In 1996, while working on an NFB documentary dealing, in part, with craftsmanship in Senegal, he saw a bronzier at work.

“I said, ‘That’s what I want to do,’ “ he recalls. He thus added art-making to his busy freelance schedule in the film industry. (As an audio engineer, Hazanavicius worked on such films as Mon Oncle Antoine, X13 and The Trotsky.)

He has associated himself with four galleries over the years, the first being the now defunct Clair Obscur, followed by the Odon Wagner Gallery in Toronto.
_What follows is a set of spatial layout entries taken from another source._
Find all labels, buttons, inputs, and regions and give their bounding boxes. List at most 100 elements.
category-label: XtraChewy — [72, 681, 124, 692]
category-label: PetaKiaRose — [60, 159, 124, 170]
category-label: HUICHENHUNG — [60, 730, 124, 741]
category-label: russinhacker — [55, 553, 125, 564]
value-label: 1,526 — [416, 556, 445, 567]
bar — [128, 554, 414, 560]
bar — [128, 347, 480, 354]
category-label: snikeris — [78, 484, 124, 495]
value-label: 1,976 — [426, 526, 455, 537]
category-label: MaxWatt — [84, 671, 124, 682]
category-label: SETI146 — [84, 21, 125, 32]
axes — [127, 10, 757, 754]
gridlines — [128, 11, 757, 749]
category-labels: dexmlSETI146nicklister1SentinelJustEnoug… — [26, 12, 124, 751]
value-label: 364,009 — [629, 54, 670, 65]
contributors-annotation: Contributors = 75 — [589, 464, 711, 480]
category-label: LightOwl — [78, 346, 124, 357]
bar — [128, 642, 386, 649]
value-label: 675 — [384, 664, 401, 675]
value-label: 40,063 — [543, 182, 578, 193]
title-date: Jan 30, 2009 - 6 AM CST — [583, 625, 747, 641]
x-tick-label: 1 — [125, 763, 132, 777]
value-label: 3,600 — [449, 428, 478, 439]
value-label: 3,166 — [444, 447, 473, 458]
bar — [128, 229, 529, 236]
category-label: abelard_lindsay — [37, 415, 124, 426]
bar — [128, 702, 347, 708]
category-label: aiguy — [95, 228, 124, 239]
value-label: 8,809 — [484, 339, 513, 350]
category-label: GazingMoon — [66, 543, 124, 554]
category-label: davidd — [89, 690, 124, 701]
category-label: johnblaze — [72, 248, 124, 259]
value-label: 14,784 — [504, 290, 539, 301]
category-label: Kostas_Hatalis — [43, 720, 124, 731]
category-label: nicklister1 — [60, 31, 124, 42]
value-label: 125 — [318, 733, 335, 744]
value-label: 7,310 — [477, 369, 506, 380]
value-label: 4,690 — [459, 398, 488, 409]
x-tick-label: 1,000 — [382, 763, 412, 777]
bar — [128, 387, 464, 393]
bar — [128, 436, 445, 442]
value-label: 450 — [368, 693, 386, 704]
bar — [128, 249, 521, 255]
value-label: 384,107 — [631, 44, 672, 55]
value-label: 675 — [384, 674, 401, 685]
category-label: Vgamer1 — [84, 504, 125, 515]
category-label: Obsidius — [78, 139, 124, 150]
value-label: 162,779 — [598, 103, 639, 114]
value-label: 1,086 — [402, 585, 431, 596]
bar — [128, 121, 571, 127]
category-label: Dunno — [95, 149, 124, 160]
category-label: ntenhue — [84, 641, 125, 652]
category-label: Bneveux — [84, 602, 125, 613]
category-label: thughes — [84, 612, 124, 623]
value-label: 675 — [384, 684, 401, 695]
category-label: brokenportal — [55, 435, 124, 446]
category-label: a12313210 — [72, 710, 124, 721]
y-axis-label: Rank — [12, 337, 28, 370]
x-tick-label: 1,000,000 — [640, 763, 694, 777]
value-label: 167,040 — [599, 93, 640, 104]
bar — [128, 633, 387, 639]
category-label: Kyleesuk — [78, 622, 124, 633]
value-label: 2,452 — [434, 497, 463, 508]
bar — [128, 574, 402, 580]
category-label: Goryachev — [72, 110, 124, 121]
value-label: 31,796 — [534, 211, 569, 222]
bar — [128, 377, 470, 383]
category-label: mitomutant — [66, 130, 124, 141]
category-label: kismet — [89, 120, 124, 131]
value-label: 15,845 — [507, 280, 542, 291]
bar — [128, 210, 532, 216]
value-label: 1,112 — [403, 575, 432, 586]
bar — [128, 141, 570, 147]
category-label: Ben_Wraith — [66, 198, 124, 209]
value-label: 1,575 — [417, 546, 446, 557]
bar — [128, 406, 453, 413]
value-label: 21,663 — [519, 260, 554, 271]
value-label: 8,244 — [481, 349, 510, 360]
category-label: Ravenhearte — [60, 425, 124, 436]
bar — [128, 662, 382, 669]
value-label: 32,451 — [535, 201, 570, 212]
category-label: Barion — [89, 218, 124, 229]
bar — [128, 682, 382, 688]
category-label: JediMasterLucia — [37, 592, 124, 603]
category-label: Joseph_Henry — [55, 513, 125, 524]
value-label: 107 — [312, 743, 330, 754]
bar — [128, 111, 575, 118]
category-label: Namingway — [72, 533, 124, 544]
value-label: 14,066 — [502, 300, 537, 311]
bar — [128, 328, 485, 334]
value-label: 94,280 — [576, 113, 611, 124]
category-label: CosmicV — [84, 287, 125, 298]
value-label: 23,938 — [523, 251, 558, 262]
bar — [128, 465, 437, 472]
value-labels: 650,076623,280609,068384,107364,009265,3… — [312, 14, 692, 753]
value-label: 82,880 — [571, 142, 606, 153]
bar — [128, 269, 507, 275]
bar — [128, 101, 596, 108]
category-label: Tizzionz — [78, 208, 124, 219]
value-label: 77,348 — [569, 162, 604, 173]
He is currently represented by Galerie d’art la Corniche in Chicoutimi, Que., and the Klinkhoff Gallery, which hosts images of his works on its website, as well as a link to Carl Michael Atiyeh’s seven-minute film, Claude Hazanavicius: Bronze Sculptor, Passionate. In it, Hazanavicius can be seen wielding his sculpting tools, most of which are unorthodox.

“Anything can fit your purpose – a fork, a palette knife, a hair dryer to melt the wax a bit – and I don’t like my sculptures to be smooth, or with a shiny patina,” says Hazanavicius, whose spontaneity needs no drawings or studies. He works from emotion in his studio, which is located in the RCA Building.

Commissions have come his way in the form of a bust of the founder of the Mount Sinai Hospital Centre in Montreal and a summery but pensive woman for a Nuns’ Island patron. His next show, a major retrospective, is slated for September 2019.